Sometimes, I go into an audition room with the audacity to think I know exactly what the people behind the table want, how they want me to be, and what they want me to do in the scenes before ever even asking them. I walk into these rooms preemptively apologizing for all of the things that I think I am not and that their vision is. I apologize ahead of time for everything I'm going to do incorrectly or be wrong about with my interpretation. I’m realizing this is simply crazy. How am I supposed to know what goes on in anyone else’s head before they tell me?
A few years ago, an agent in a class I was taking gave me some feedback. He told me that I was “aloof”, and I never really knew what he meant. But now, I think I know what he was getting at. It’s hard to tell who a person really is when they’re busy trying to be whatever they think someone wants them to be.
So often in my career thus far, I’ve tried to “behave like I should” or “not be difficult” or “do the sides exactly like the person who played this role before me” did them. AKA in my mind: Be PERFECT. But then I realized that I could just “Do you, Boo”. I could show up and do MY version of whatever it is and really lean into that, and if I’m right for that director’s vision, then I’ll be doing them a service by leaning into my ideas and showing them all of my colors. I might even illuminate a possibility they had never considered.

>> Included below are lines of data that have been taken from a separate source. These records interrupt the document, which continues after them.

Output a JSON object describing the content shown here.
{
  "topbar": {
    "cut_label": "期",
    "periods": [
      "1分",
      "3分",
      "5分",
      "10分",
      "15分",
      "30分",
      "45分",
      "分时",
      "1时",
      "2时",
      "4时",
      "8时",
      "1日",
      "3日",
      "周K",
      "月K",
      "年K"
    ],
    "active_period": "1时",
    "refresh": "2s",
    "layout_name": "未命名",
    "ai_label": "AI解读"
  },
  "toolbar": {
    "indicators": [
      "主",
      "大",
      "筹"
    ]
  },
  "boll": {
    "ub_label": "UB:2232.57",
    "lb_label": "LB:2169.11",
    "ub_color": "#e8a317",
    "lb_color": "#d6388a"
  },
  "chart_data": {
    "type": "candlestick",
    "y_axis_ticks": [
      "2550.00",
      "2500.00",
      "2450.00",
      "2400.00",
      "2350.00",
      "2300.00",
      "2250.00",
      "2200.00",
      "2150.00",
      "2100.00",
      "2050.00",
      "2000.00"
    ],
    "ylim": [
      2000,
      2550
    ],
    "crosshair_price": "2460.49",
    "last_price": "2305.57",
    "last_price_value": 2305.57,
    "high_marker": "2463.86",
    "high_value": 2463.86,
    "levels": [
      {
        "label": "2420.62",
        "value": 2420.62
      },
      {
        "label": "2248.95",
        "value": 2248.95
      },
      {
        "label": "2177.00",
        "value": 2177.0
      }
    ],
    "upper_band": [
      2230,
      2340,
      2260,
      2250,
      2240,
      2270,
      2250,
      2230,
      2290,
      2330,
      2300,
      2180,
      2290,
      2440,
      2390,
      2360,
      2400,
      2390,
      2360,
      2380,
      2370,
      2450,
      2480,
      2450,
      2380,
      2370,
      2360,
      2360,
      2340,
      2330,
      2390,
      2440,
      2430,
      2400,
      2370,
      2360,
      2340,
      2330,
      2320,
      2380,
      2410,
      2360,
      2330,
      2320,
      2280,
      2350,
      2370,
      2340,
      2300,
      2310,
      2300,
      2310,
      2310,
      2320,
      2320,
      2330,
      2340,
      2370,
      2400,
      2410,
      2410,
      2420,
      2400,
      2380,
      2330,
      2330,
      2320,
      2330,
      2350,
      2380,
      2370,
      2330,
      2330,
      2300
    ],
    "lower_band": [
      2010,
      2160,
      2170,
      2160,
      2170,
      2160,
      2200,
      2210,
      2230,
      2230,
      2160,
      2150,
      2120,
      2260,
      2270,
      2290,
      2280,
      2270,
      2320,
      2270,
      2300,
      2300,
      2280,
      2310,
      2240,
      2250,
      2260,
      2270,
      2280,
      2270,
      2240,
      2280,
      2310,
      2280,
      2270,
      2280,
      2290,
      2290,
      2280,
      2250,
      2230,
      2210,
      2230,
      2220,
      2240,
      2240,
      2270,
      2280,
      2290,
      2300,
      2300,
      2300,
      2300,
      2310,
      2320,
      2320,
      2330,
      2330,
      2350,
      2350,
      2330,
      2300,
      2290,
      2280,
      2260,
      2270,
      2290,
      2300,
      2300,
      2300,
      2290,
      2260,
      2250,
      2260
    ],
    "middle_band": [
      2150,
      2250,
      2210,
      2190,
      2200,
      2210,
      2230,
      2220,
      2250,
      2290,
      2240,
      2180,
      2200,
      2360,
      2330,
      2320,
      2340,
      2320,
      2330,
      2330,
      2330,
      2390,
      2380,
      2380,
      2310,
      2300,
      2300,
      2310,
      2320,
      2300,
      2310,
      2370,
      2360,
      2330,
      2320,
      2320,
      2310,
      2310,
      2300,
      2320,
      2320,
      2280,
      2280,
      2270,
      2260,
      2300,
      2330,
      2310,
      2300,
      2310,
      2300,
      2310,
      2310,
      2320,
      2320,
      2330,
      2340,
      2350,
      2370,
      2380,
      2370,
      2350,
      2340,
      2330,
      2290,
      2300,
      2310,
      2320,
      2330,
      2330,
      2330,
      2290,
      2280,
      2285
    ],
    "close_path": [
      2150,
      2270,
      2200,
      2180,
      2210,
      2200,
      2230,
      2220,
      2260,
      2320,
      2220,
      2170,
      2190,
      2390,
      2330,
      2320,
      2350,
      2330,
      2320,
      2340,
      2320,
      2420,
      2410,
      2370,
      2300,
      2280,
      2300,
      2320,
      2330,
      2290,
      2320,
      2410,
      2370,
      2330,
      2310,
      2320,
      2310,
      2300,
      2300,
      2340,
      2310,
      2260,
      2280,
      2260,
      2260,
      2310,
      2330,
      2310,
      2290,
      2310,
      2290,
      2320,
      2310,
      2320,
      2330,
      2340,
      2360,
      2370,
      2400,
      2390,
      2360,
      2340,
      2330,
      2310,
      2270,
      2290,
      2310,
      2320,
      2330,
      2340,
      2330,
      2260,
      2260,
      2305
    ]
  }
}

I know, I know, I know, we all know all of these things already, but working on an audition this week really helped me put it into perspective. I was working on a play with a well-known female character. A friend pointed out that my version of this character was really different than she had seen her played before. Mine was grounded and intriguing versus the usual flighty and dramatic. Well, I went into the audition, expressed my humanity unapologetically, and got some feedback from the director that they wanted me to be less grounded and more flighty. I did the scene again with the director’s vision in mind and got some compliments on "moving in the right direction" using their adjustment. Leaving the room, it felt so freeing to realize that just because I probably won’t end up booking that job at that theatre doesn’t equal me being terrible or unable to book that role somewhere else. I walked out of the room feeling confident about who I am and what I’m doing versus entering a shame spiral because of some made up story I’m telling myself about what not booking that job at that theatre means about me as an artist.
That audition realization launched me into another audition, and I walked in and f*cking crushed it because I owned who I am and what I do and didn’t ask for permission to do any of it. Was every note sung perfectly? No. Did I hit all of my beats? No. Did I do it exactly like I wanted to? Nah. But I left feeling like what I had just shown was a real representation of my potential, and if that person is interested in the ME that I let out of the bag last night, they’ll call. And if they don’t, someone else will.